The Billionaire's Christmas Baby

By: Victoria James

“Do you, uh, want me to hold something for you?” Hannah almost smiled at the horror embedded in the strong lines of his face. He stared at all her bags, holding the car seat awkwardly.

“I’m okay.”

“Follow in my footsteps, and hurry.”

Hannah would have given him a salute had her hands not been full with all the baby gear. She got a tiny jolt of satisfaction by deciding not to tell him that he could have held the carrier by the handle, making it much easier. He glanced behind him a few times, no doubt making sure she hadn’t fallen headfirst into a snowdrift. When they reached the porch he actually held the door open and waited for her to pass through.

Hannah walked into the house and quickly put down the heavy bags while Jackson closed the door against the harsh wind and they both stomped their feet on the sea grass rug, neither of them saying anything. The warm blast of heat comforted her, like she had walked into a friend’s house, except Jackson’s unsettling presence made it painfully clear that this was nothing of the sort.

“What should I do with this?”

“Oh here, I’ll take her,” Hannah said, slowly taking Emily’s car seat and placing it on the ground. She crouched down and removed the blanket as Jackson watched. She never could stop the smile that came naturally whenever she saw Emily. The baby still slept soundly, bundled in her pink fuzzy bunting bag.

She jumped, startled, as a shaggy, excited dog came barreling over to her. Emily didn’t even flinch.

“Charlie, sit.” The dog answered with what appeared to be all of his self control as his tail wagged and thumped against the floor. Hannah laughed when he disobeyed Jackson and accosted her with unabashed licks and jumps when she held out her hand to him.

“Who is this?” She chuckled as she patted his clean but very messy fur.

“Charlie. My very undisciplined dog.” Jackson shrugged out of his coat, the tension in his faced even more pronounced. Charlie wasn’t exactly the type of dog she’d picture him owning. Jackson was more the Rottweiler type. She continued to study him. He was intimidating in that I’m-so-confident-I-don’t-have-to-be-nice sort of way, with tight, pent-up hostility.

His features were rugged. His nose was perfect except for a bump that her years in social work told her had been broken once or twice. She could see how someone might want to punch him. He kept himself in peak physical shape. The broad shoulders were obviously thick with muscle and his wide chest easily outlined in the navy blue Henley shirt he wore. Not really the type of physique she’d expect for a computer guy. He was confident and arrogant, not a man to back down. Not the type of man she pictured with an infant. But Louise had been clear in her instructions and she obviously had faith in Jackson. Hannah had to remember that.

“Okay, Charlie, leave her alone.” Jackson came over to brush Charlie away from her.

“He’s very sweet,” she murmured as Charlie settled down at her feet, still looking at her face as though he wanted to lap it up like an ice cream cone.

Jackson gave a terse nod, looking at the dog and not her. “He’s got a good disposition.”

“Have you had him long?”

“Almost ten years.”

“He seems very friendly.”

“He was a stray, a mutt. He found me and wouldn’t leave me alone.”

Her heart swelled. Wheels were spinning in her head. This was good. Very good. “Really? He was a stray?”

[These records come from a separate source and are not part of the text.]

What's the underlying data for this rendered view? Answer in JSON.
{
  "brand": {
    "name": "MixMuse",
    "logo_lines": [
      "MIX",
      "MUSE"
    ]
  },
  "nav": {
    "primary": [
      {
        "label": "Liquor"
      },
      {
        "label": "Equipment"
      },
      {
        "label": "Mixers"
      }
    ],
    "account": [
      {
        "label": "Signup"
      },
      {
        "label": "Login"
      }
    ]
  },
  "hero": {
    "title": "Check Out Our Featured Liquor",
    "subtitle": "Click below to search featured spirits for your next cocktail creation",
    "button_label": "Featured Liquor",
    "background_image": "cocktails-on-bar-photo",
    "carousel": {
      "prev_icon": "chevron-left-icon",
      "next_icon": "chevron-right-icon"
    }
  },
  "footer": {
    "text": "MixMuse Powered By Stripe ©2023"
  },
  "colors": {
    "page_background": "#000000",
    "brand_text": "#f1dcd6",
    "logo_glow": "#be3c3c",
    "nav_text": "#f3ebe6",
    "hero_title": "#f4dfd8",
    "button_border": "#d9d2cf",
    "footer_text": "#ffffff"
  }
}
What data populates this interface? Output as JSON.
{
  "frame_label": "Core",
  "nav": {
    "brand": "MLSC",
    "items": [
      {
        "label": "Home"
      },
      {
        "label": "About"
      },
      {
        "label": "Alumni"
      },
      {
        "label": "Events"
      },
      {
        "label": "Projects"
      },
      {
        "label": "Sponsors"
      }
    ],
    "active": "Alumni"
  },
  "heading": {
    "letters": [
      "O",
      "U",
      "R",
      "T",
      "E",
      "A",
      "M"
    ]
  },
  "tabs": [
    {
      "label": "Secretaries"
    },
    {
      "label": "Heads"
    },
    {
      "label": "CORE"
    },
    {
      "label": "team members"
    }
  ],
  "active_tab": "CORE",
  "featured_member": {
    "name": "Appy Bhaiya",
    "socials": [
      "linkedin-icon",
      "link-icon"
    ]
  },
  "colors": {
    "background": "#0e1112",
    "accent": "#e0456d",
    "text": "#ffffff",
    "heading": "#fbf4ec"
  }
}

Jackson’s eyes narrowed. Oops. She obviously sounded a little too ecstatic. She gave him a wan smile and took off her soggy mitts. She could tell he didn’t know what to make of her reaction and he didn’t want to expand his story about Charlie. It was still good news. Anyone who had enough compassion to take in an abandoned dog and adopt him couldn’t be entirely evil. Okay, so Jackson was a little standoffish and obviously arrogant, but maybe all hope was not lost. If a shaggy dog could melt his heart, then surely an adorable little baby girl wouldn’t be a problem.

“Let me take your coat.”

“Sure, thanks.” Hannah unbuttoned her coat and placed it in his outstretched hands, carefully avoiding any contact with him. She looked around the room while she pulled off her soaked boots. She was very aware of how cold her feet and legs were, and now that the snow on her jeans had melted, they felt like wallpaper paste had been plastered to her legs.

She looked around while he went to stoke the fire. A high peaked ceiling with wood beams made the room seem large, with a massive field stone fireplace as the focal point. A large, mahogany farmhouse table was in the center of eight chocolate brown leather armchairs, placed in a conversational formation in front of the fire. She had a hard time imagining him entertaining a large group of friends—or even one friend for that matter. But there was plenty of room for a baby. Hannah glanced over at Emily and made her a promise. I’m going to do this, Emily. I’m going to get your uncle to love you and adopt you.